Que retenir de tout ça? Deux choses…
1. Réfléchissez à ce que vous venez de dire. Les PDG überconfiants se trahissent par leurs paroles. Et pour les identifier, eux et leurs idées cachées, il suffit de les faire parler, en leur demandant notamment de donner des explications, sur tout et sur rien, comme le font à merveille la plupart des journalistes. Si par conséquent vous voulez avoir l'heure juste à votre sujet, faites l'exercice de revenir sur l'une de vos prises de parole récente et tentez d'y détecter vous-même des indices d'überconfiance. Au besoin, demandez de l'aide à une personne en qui vous avez entière confiance.
2. Corrigez le tir, autant que faire se peut.
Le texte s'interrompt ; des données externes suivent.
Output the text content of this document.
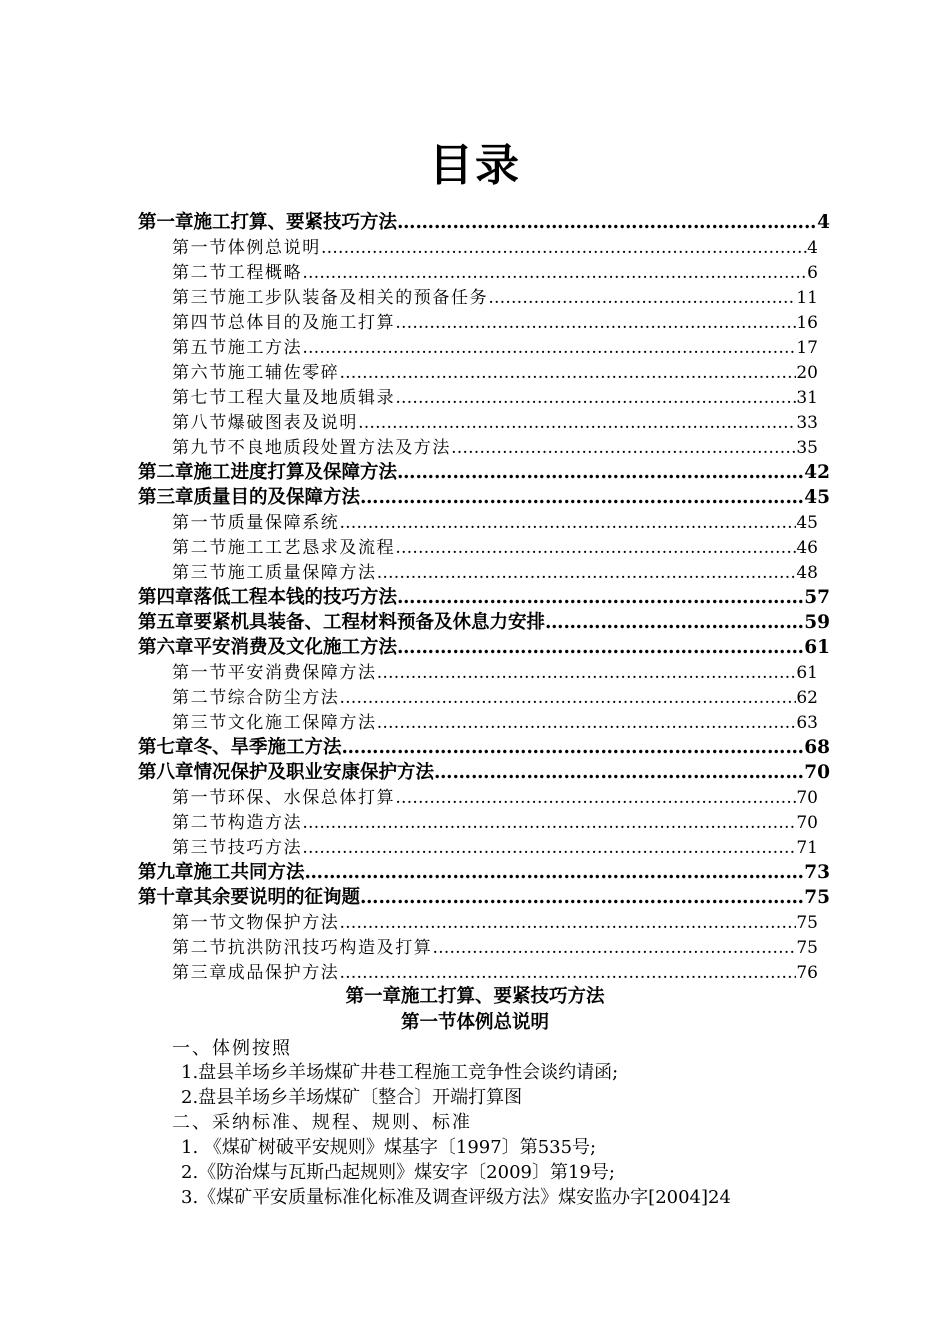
目录
第一章施工打算、要紧技巧方法 ……………………………………………………………………………………………………………………………………………………………………………………………………	4
第一节体例总说明 ……………………………………………………………………………………………………………………………………………………………………………………………………	4
第二节工程概略 ……………………………………………………………………………………………………………………………………………………………………………………………………	6
第三节施工步队装备及相关的预备任务 ……………………………………………………………………………………………………………………………………………………………………………………………………	11
第四节总体目的及施工打算 ……………………………………………………………………………………………………………………………………………………………………………………………………	16
第五节施工方法 ……………………………………………………………………………………………………………………………………………………………………………………………………	17
第六节施工辅佐零碎 ……………………………………………………………………………………………………………………………………………………………………………………………………	20
第七节工程大量及地质辑录 ……………………………………………………………………………………………………………………………………………………………………………………………………	31
第八节爆破图表及说明 ……………………………………………………………………………………………………………………………………………………………………………………………………	33
第九节不良地质段处置方法及方法 ……………………………………………………………………………………………………………………………………………………………………………………………………	35
第二章施工进度打算及保障方法 ……………………………………………………………………………………………………………………………………………………………………………………………………	42
第三章质量目的及保障方法 ……………………………………………………………………………………………………………………………………………………………………………………………………	45
第一节质量保障系统 ……………………………………………………………………………………………………………………………………………………………………………………………………	45
第二节施工工艺恳求及流程 ……………………………………………………………………………………………………………………………………………………………………………………………………	46
第三节施工质量保障方法 ……………………………………………………………………………………………………………………………………………………………………………………………………	48
第四章落低工程本钱的技巧方法 ……………………………………………………………………………………………………………………………………………………………………………………………………	57
第五章要紧机具装备、工程材料预备及休息力安排 ……………………………………………………………………………………………………………………………………………………………………………………………………	59
第六章平安消费及文化施工方法 ……………………………………………………………………………………………………………………………………………………………………………………………………	61
第一节平安消费保障方法 ……………………………………………………………………………………………………………………………………………………………………………………………………	61
第二节综合防尘方法 ……………………………………………………………………………………………………………………………………………………………………………………………………	62
第三节文化施工保障方法 ……………………………………………………………………………………………………………………………………………………………………………………………………	63
第七章冬、旱季施工方法 ……………………………………………………………………………………………………………………………………………………………………………………………………	68
第八章情况保护及职业安康保护方法 ……………………………………………………………………………………………………………………………………………………………………………………………………	70
第一节环保、水保总体打算 ……………………………………………………………………………………………………………………………………………………………………………………………………	70
第二节构造方法 ……………………………………………………………………………………………………………………………………………………………………………………………………	70
第三节技巧方法 ……………………………………………………………………………………………………………………………………………………………………………………………………	71
第九章施工共同方法 ……………………………………………………………………………………………………………………………………………………………………………………………………	73
第十章其余要说明的征询题 ……………………………………………………………………………………………………………………………………………………………………………………………………	75
第一节文物保护方法 ……………………………………………………………………………………………………………………………………………………………………………………………………	75
第二节抗洪防汛技巧构造及打算 ……………………………………………………………………………………………………………………………………………………………………………………………………	75
第三章成品保护方法 ……………………………………………………………………………………………………………………………………………………………………………………………………	76
第一章施工打算、要紧技巧方法
第一节体例总说明
一、体例按照
1.盘县羊场乡羊场煤矿井巷工程施工竞争性会谈约请函;
2.盘县羊场乡羊场煤矿〔整合〕开端打算图
二、采纳标准、规程、规则、标准
1. 《煤矿树破平安规则》煤基字〔1997〕第535号;
2.《防治煤与瓦斯凸起规则》煤安字〔2009〕第19号;
3.《煤矿平安质量标准化标准及调查评级方法》煤安监办字[2004]24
Deux possibilités : vous venez de découvrir que vous êtes überconfiant, si bien que feriez mieux de calmer désormais vos ardeurs dès que vous prenez la parole; ou vous n'êtes pas überconfiant, et feriez mieux, là encore, de faire attention à ce que vous dites, car autrui pourrait se méprendre et croire détecter en vous des indices d'überconfiance. D'où l'intérêt, dans tous les cas de figure, de mesurer maintenant de ce que vous dites. Et mieux, de chercher des explications aux hauts et aux bas de votre équipe ou de votre entreprises qui ne tiennent pas à votre personne. Bref, apprenez à regarder plus loin que votre nombril.
En passant, le tragédien grec Sophocle a dit dans Œdipe à Colone : «Pour agir avec prudence, il faut savoir écouter».